Originally Posted by sonoftumble
The reasons for the poor quality - especially with the dark scenes in S8, E3 - were caused by two major factors:
1) The use of H.264 compression, which is a necessary evil in the world of 1080P streaming. Check out this article from Tech Crunch regarding GoT S8, E3, and the role H.264 played. It's very informative: https://techcrunch.com/2019/04/29/wh...s-the-science/
2) Tens of millions of viewers all watching the same feed at the same time - which overwhelmed HBO's servers, causing additional compression. I rewatched S8, E3 later in the week and found that the picture quality was improved.
However, the biggest contributor was easily H.264 compression and how it handles (or doesn't) dark scenes.

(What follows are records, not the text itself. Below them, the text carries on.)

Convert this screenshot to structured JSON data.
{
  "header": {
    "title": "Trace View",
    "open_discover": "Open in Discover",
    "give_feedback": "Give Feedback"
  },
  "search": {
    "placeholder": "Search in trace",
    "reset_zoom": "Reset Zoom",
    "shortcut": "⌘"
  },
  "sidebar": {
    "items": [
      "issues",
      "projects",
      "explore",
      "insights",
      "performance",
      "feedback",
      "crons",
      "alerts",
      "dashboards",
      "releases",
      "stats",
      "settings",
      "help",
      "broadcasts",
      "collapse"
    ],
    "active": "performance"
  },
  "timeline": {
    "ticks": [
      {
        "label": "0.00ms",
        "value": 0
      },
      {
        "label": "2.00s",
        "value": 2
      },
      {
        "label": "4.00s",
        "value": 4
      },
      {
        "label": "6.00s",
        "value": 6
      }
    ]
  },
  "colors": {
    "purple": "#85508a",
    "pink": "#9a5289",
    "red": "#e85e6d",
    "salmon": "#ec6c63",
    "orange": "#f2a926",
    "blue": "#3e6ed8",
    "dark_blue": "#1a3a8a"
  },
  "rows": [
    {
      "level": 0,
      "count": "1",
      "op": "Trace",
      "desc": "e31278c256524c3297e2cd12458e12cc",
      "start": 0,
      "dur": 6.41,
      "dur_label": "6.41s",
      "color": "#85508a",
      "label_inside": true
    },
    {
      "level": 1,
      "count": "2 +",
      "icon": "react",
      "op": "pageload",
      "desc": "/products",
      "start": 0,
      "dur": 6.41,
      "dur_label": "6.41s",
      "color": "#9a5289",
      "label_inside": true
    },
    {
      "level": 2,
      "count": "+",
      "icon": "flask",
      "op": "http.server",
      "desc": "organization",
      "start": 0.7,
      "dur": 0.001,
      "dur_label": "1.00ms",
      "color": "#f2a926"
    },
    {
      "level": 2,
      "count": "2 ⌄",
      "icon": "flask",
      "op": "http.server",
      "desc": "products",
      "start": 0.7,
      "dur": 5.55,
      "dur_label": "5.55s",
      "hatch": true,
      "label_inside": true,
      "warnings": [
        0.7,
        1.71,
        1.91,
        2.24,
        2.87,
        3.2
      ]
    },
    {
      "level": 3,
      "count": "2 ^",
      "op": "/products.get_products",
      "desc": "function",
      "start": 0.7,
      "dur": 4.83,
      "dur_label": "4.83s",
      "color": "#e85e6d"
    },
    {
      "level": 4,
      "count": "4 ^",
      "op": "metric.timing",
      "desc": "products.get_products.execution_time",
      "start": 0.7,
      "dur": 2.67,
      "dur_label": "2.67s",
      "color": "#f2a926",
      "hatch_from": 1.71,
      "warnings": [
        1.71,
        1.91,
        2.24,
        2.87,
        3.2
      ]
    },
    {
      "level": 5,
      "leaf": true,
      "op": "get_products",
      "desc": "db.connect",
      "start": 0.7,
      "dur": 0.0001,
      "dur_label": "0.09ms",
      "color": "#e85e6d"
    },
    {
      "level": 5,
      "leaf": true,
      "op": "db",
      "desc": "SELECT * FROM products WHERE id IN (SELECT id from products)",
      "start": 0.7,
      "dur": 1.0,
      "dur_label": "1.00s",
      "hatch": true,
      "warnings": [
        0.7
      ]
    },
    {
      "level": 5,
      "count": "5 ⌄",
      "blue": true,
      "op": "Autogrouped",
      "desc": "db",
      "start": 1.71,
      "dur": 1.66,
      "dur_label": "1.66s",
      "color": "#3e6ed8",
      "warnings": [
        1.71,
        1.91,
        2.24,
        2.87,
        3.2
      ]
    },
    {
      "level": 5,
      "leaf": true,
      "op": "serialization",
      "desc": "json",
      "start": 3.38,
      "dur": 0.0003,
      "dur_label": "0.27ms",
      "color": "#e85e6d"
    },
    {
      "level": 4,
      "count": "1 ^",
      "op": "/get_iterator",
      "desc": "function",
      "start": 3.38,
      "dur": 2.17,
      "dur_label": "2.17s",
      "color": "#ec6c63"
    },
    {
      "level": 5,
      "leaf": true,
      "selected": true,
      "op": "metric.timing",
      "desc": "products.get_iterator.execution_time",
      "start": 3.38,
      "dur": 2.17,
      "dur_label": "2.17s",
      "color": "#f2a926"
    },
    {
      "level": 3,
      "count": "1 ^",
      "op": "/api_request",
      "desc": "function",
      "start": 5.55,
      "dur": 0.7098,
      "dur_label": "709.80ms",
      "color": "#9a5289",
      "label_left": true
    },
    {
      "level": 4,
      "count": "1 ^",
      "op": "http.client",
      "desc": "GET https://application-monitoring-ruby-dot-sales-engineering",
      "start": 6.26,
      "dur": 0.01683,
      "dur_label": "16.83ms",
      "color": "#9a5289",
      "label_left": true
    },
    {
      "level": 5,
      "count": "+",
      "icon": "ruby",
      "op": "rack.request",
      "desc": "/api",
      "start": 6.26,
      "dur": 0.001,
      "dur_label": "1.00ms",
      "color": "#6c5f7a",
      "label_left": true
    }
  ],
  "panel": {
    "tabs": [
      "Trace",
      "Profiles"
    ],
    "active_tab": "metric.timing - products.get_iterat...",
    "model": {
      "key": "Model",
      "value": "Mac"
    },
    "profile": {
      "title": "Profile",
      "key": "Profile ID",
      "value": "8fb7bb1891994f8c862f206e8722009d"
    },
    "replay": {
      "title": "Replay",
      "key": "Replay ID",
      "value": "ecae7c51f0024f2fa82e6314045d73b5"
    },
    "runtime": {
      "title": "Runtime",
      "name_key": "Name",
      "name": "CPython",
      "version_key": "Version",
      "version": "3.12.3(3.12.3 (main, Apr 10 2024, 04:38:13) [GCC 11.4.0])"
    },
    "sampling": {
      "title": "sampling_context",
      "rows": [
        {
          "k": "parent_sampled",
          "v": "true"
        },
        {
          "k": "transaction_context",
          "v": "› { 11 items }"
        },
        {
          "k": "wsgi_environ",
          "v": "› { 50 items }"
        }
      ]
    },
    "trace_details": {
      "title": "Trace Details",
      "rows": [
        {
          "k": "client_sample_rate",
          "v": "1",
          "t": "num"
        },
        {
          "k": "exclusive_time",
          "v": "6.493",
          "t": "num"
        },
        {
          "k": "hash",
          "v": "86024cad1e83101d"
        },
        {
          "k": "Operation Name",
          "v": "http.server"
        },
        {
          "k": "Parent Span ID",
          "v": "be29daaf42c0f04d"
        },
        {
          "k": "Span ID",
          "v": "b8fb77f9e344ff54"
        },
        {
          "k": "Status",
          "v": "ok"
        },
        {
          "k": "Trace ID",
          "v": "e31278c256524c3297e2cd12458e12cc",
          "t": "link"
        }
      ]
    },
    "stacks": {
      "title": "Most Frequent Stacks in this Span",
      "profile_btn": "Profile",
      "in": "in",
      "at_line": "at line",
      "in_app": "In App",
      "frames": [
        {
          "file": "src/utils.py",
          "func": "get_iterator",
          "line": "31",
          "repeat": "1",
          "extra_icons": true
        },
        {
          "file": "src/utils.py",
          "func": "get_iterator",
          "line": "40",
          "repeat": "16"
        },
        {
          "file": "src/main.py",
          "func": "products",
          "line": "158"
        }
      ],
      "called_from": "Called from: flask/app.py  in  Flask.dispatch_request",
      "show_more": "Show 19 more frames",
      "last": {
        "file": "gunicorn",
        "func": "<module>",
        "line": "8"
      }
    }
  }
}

The good news is that when (if) these shows become available in 4K/HDR, they will also move from H.264 to H.265 - which is a much more efficient codec. Hopefully they will be available in Dolby Vision - as that will eliminate any banding.
True enough both points, I work in TV Engineering so I'm with you on this stuff.
1) The change to 12 bits and the HDR EOTF curve are the biggest benefits to darker scenes, there is some benefit in H265 when severely overcompressed but hey would be nice if they didn't do that quite so much, H264 can look very good if they want it to.
2) I did look at a short dark scene in Ep1, to help someone at a customer get their TV black level correct. Wow was that over over over compressed, it was the HBO stream and it was days after the premier.
I will certainly buy this on Bluray or UHD Bluray if (it will be when) they release it but I expect they have a bunch of second and third tier broadcaster and streaming providers worldwide to milk before that happens.
I don't really care about Dolby Vision, only have a projector at home and I really don't like the control over production process politics behind Dolby Vision.
I'm just hoping that Apple have slightly better standards than HBO have demonstrated and it not just the same stream re-sold.
I wouldn't be surprised if there's a re-graded version of the truly dark night scenes around by now, all very well applying extreme cinematic techniques to a TV series but if everyone insists on streaming it and watching on phones and tablets in unsuitable environments they really ought to produce something suitable for the market.